Thursday, January 10th, 2008

Even though this is a gadget show, content’s role at CES increases with each successive year. Which makes sense, because most consumers ultimately don’t care about technology, they care about what they can accomplish with it.

If you shell out for a new HDTV, what you care about is being to watch compelling hi-def programming. That’s one reason that Comcast’s Brian Roberts talked about putting 1,000 HD “choices” in customers’ homes by the end of 2008 (some media outlets erroneously reported this as 1,000 channels) and about rolling out a new system architecture by the end of the year that will let Comcast make half of 6,000 monthly On Demand movie options available in high definition.
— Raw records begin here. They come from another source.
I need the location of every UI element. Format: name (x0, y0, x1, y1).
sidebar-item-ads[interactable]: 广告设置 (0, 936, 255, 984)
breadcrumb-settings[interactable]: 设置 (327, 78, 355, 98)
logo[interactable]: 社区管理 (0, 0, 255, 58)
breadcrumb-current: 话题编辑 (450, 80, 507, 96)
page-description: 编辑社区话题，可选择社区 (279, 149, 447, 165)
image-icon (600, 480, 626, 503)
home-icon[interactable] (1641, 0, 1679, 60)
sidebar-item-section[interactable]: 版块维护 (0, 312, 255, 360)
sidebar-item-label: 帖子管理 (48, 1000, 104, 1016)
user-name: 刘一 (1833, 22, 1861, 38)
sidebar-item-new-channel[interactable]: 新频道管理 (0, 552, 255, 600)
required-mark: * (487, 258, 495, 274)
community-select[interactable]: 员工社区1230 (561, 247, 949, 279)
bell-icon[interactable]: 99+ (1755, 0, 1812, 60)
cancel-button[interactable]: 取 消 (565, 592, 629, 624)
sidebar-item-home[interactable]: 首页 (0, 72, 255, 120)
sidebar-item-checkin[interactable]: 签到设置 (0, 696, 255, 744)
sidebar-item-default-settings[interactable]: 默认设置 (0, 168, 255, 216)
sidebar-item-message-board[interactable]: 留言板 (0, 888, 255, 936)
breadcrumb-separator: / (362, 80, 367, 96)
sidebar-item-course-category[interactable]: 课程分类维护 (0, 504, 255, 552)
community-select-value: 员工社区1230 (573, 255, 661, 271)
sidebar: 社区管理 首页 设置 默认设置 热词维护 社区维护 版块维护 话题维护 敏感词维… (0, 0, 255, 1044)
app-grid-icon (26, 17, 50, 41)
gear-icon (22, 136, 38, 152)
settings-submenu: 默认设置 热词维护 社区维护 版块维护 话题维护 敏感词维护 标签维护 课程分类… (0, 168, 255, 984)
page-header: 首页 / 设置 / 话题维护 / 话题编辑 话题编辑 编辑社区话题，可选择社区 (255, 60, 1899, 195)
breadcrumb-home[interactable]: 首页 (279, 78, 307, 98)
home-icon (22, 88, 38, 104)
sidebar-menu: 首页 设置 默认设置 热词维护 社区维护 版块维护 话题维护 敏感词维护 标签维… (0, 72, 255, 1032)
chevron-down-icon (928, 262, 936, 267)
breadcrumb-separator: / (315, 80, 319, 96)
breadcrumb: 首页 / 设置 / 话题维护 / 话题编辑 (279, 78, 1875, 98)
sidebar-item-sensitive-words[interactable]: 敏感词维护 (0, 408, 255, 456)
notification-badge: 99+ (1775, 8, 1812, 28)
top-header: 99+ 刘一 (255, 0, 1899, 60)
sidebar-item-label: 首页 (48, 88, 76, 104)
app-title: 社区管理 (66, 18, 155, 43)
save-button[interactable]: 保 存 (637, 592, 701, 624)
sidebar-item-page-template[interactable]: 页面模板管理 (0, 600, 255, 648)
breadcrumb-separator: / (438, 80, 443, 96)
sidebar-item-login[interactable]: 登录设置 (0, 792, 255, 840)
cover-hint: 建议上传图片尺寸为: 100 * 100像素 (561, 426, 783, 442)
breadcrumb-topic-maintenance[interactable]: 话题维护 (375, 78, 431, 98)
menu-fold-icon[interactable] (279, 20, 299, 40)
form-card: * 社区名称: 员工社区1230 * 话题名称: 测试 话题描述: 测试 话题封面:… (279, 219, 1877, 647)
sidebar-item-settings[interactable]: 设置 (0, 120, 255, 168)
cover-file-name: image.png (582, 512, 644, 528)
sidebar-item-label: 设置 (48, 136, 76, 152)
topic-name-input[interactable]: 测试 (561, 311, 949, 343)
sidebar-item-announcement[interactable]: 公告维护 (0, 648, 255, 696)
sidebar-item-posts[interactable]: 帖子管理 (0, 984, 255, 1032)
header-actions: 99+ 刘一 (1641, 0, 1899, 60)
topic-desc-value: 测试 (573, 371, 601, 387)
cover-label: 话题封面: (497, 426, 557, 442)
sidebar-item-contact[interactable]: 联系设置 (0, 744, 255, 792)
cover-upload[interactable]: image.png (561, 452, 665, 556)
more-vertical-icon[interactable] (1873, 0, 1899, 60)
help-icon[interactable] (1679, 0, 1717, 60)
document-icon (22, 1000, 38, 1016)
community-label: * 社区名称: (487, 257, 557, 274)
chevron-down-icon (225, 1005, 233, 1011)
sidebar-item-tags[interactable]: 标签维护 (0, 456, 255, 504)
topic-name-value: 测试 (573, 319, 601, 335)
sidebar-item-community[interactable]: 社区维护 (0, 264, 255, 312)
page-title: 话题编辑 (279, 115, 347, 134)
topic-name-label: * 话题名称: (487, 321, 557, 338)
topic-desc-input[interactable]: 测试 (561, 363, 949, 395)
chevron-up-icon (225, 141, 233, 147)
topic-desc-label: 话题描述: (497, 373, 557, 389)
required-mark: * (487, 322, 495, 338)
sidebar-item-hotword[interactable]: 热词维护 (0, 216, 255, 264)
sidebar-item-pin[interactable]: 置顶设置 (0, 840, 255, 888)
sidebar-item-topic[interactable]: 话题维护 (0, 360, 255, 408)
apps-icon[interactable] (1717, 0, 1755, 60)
(By the way, this is especially important for you if you paid a lot for your TV.  The Cox Digital Straight Talk blog reports that Panasonic has sold more than 3,000 of the 103-inch plasma displays they showed at last year’s CES, at a price of $51,000 each.)

The same goes for your home computer. If you can watch video, whether streaming or downloaded, then you want as many available choices as possible. I often assume that if I can watch a show on TV, then there must be some way for me to watch that same show online, but that isn’t always true.

That topic came up at the CES panel “The True Cost of DRM: What Can’t We Do Now?,” as it had earlier, with some comparison of digital rights management as it has evolved for music, as opposed to the current state of DRM for video.

[Russell Frackman, Partner, Mitchell Silberberg & Knupp] took issue with [American University's Patricia] Aufderheide’s singling out of Viacom. “What about the other side of the equation? How much are YouTube and Google going to pay?” he asked.

“They built a filter Viacom didn’t pay for,” countered [Electronic Frontier Foundation senior staff attorney Fred] von Lohmann.

That’s one way of looking at it: A streaming video service may not have paid for rights-controlled content, but the rightholder didn’t pay for the actions of tracking down their content and then taking it off the service.

The process of moving toward a future in which viewers can watch any piece of content ever made at any time on any device will be a slow, incremental process.  The amount of available content increases all the time and that’s a good thing for everybody.